Ma il Frosinone dell'ex Di Francesco proprio nella zona nevralgica del campo per tutto il primo tempo ha avuto vita facile e solo due portentosi interventi di Svilar (splendido il primo, un po' fortunoso il secondo) ha permesso alla Roma di non andare sotto nel momento in cui i padroni di casa, probabilmente, meritavano il vantaggio.
E come spesso accade, poco dopo Huijsen che fino al giorno prima di approdare a Trigoria si era promesso proprio al Frosinone e che fino a quel momento aveva fatto più errori in campo che cose egregie, si inventa un gol da antologia partendo da centrocampo in serpentina, saltando un paio di uomini e piazzando il pallone là dove Turati proprio non può arrivare.
Nervosissimo comunque De Rossi sia per l'atteggiamento della squadra nel primo tempo sia per l'esultanza polemica del giovane difensore giallorosso che gli costa l'ammonizione e la sostituzione al termine della prima frazione di gioco.
Se il primo tempo era stato sbagliato per colpa (anche) di De Rossi, lo stesso allenatore giallorosso rimedia ai suoi errori ridisegnando una Roma nel secondo tempo molto più compatta e sicura, merito anche del vantaggio acquisito e della stanchezza degli avversari, che nel primo tempo avevano speso molto più di quello che avevano.
E così i giallorossi prendono possesso del centrocampo assicurandosi la netta vittoria grazie ai gol di Azmoun su ribattuta dopo un tiro da fuori di Cristante e il rigore segnato da Paredes con sicurezza.
Giallorossi ancora quinti in scia di Atalanta e Fiorentina, in attesa dei vari recuperi che devon ancora fare le inseguitrici.
Ma ora c'è il ritorno di Europa League: giovedì potrebbe essere un'altra splendida notte europea...
Nella foto sopra, Huijsen sta per concludere la sua discesa a serpentina di quasi 50 metri con lo splendido tiro che supererà Turati per il gol del vantaggio giallorosso quasi allo scadere del primo tempo.
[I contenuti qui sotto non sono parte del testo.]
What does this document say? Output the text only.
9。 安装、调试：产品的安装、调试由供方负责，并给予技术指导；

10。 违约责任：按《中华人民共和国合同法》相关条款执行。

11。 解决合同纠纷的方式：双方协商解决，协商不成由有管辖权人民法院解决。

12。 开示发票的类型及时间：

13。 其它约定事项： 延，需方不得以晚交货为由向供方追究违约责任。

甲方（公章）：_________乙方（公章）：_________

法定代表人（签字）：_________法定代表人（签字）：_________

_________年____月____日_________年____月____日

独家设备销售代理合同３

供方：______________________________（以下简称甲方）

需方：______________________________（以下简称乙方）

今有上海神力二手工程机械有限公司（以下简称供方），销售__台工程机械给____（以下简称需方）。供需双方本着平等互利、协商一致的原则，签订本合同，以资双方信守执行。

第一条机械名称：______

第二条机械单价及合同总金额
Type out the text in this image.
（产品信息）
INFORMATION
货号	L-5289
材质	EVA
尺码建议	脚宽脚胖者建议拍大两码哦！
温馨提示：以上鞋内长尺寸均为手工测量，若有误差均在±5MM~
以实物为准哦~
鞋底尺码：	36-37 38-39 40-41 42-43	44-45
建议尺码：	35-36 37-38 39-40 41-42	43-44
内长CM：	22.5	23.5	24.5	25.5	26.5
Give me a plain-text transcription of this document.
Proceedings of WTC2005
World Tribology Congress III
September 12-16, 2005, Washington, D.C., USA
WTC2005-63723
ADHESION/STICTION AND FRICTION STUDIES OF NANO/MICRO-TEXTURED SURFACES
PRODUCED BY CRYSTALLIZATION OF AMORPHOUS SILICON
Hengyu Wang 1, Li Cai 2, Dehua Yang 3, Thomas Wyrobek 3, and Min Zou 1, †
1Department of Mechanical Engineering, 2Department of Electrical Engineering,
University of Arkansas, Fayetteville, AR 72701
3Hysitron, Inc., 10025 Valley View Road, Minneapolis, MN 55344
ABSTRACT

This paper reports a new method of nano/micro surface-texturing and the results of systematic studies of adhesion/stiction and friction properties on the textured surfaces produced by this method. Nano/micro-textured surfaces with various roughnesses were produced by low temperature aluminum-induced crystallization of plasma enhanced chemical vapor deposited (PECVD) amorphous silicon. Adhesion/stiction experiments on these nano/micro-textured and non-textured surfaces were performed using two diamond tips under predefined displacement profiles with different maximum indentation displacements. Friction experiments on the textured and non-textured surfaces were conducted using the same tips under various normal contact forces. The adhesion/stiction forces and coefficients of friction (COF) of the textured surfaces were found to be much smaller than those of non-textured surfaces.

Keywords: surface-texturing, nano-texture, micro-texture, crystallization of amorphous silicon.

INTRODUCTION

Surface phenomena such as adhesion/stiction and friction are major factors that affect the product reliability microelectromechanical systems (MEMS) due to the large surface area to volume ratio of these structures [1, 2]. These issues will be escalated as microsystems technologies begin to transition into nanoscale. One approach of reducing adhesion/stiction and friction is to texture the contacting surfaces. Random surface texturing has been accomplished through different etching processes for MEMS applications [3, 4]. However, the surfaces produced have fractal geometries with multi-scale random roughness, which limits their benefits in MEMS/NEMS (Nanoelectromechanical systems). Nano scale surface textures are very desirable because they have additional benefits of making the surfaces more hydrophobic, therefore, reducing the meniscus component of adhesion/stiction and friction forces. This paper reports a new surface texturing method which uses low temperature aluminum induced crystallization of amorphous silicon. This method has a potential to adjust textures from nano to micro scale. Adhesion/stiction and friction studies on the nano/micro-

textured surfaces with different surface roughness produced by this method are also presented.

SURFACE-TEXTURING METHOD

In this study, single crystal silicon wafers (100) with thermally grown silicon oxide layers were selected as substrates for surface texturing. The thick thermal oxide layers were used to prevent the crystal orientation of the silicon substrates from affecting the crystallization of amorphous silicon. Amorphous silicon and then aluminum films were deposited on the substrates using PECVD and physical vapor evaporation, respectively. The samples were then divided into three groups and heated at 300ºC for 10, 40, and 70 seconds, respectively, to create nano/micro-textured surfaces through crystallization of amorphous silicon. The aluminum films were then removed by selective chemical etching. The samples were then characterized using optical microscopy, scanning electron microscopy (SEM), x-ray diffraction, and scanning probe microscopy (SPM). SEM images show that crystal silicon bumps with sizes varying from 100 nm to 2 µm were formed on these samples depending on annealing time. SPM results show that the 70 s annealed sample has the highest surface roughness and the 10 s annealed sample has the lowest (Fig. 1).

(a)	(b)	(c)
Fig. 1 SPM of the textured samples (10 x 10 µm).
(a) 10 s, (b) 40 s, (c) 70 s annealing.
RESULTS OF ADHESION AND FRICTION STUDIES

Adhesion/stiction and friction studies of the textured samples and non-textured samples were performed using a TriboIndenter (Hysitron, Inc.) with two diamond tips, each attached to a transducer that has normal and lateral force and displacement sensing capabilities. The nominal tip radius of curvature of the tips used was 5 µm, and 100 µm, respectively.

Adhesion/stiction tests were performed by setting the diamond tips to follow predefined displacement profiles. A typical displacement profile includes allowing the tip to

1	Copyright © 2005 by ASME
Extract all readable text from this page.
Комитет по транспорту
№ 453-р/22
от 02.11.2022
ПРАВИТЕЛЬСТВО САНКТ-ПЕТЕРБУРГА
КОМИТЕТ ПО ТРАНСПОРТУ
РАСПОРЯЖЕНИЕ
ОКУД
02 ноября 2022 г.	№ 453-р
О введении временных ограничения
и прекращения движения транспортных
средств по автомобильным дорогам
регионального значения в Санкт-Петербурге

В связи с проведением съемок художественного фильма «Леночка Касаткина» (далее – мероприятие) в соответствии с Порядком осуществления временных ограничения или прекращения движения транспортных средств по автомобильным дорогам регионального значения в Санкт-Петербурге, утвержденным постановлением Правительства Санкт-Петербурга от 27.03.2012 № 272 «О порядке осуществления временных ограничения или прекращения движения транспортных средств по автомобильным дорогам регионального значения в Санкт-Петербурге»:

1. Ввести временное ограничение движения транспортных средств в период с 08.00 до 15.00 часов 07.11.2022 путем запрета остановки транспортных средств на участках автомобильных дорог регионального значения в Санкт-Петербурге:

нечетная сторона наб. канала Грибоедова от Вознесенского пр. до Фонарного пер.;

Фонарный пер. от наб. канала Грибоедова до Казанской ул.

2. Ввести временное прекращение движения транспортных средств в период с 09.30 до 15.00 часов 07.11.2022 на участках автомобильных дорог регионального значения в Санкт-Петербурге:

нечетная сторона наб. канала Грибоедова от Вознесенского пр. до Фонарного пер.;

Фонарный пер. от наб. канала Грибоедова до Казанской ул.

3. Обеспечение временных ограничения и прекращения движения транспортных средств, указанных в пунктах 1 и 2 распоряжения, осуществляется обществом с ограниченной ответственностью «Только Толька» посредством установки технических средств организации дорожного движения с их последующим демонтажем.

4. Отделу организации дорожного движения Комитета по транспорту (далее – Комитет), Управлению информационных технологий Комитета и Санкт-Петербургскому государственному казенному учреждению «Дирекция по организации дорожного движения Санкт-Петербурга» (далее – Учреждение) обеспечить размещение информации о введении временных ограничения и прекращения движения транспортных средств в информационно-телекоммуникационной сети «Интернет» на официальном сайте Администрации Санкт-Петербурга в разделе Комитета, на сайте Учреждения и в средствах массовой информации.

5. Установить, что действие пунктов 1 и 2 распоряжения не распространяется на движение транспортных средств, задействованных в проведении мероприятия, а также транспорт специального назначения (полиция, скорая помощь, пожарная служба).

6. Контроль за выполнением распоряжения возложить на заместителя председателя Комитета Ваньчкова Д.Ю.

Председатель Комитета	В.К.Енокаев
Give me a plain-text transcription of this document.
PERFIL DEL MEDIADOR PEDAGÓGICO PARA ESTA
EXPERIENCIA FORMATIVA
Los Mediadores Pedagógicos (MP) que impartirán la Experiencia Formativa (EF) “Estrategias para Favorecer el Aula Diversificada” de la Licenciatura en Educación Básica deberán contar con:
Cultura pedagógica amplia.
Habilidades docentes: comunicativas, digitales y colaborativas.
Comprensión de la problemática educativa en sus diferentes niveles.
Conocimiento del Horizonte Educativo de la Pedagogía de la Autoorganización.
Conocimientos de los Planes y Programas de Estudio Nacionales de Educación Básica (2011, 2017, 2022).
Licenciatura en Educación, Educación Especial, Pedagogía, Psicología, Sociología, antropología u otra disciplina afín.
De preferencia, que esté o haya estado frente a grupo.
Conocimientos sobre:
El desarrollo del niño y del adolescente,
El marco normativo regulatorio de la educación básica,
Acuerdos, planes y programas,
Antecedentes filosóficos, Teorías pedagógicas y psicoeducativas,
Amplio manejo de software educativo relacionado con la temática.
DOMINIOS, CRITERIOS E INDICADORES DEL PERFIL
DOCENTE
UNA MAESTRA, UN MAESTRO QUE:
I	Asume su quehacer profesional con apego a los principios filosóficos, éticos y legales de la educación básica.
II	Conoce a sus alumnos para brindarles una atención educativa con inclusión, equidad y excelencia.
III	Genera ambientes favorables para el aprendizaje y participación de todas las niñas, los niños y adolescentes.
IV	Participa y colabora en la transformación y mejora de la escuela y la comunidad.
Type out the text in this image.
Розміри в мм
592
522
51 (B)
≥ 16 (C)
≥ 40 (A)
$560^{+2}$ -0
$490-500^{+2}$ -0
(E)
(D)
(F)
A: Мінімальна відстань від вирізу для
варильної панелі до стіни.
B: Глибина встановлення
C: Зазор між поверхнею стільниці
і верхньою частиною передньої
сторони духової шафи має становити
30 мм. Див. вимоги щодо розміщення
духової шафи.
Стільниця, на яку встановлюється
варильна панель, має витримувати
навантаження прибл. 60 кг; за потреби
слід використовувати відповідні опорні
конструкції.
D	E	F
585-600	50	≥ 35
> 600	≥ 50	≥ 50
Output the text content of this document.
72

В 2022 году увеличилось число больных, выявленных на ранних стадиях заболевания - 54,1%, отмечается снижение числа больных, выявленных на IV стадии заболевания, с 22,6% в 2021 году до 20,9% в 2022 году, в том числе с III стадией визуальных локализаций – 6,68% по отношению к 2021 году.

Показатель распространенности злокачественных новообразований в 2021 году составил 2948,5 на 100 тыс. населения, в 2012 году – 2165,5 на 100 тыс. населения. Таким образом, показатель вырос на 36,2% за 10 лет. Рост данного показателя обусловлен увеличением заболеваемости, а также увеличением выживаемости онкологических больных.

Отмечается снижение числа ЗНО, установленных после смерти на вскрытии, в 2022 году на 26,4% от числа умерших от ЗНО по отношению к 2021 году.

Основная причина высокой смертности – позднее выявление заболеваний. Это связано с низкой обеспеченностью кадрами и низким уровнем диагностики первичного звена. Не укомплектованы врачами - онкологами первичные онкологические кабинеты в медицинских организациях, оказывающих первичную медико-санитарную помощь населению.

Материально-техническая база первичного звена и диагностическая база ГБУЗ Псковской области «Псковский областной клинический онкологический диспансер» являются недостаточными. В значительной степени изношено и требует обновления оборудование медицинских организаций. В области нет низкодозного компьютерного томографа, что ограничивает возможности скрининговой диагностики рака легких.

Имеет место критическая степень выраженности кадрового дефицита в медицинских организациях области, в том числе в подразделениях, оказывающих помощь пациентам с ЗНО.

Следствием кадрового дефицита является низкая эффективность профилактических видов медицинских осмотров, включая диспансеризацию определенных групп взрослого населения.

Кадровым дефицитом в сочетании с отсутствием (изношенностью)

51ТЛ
Scudetto Feyenoord-Roma 1-1: si deciderà al ritorno.

15 febbraio 2024
Feyenoord-Roma

L'urna europea aveva abbinato nuovamente la Roma al Feyenoord, facendo così scontrare per la terza volta in tre anni le due squadre.
Gli olandesi hanno ovviamente il dente avvelenato, a partire dalla finale di Tirana che aveva visto la Roma trionfare nella prima edizione della Conference League, ma nel frattempo molte cose sono cambiate in casa giallorossa, ultima delle quali l'esonero di José Mourinho.
La Roma di De Rossi parte subito forte come nelle partite fin qui disputate a guida del nuovo tecnico, e più volte impensierisce la difesa avversaria, che fa non poca fatica a contenere le avanzate degli avanti romanisti.
Il gol però tarda ad arrivare, nonostante una tremenda traversa colpita da Paredes con un tiro dalla lunga distanza e un paio di occasioni capitate sulla testa di Lukaku.
E invece, a sorpresa, arriva allo scadere del primo tempo il gol del vantaggio olandese su un colpo di testa del più piccolo in campo, Paixao, marcato anzi non marcato da un Llorente particolarmente svagato.
Ma nella ripresa la Roma, nonostante un avvio in difficoltà, ha pian piano ripreso in mano le redini del gioco fino a raggiungere il meritato pareggio proprio con Lukaku, che colpisce (male) di testa un perfetto cross di Spinazzola mandando la palla alle spalle del portiere avversario.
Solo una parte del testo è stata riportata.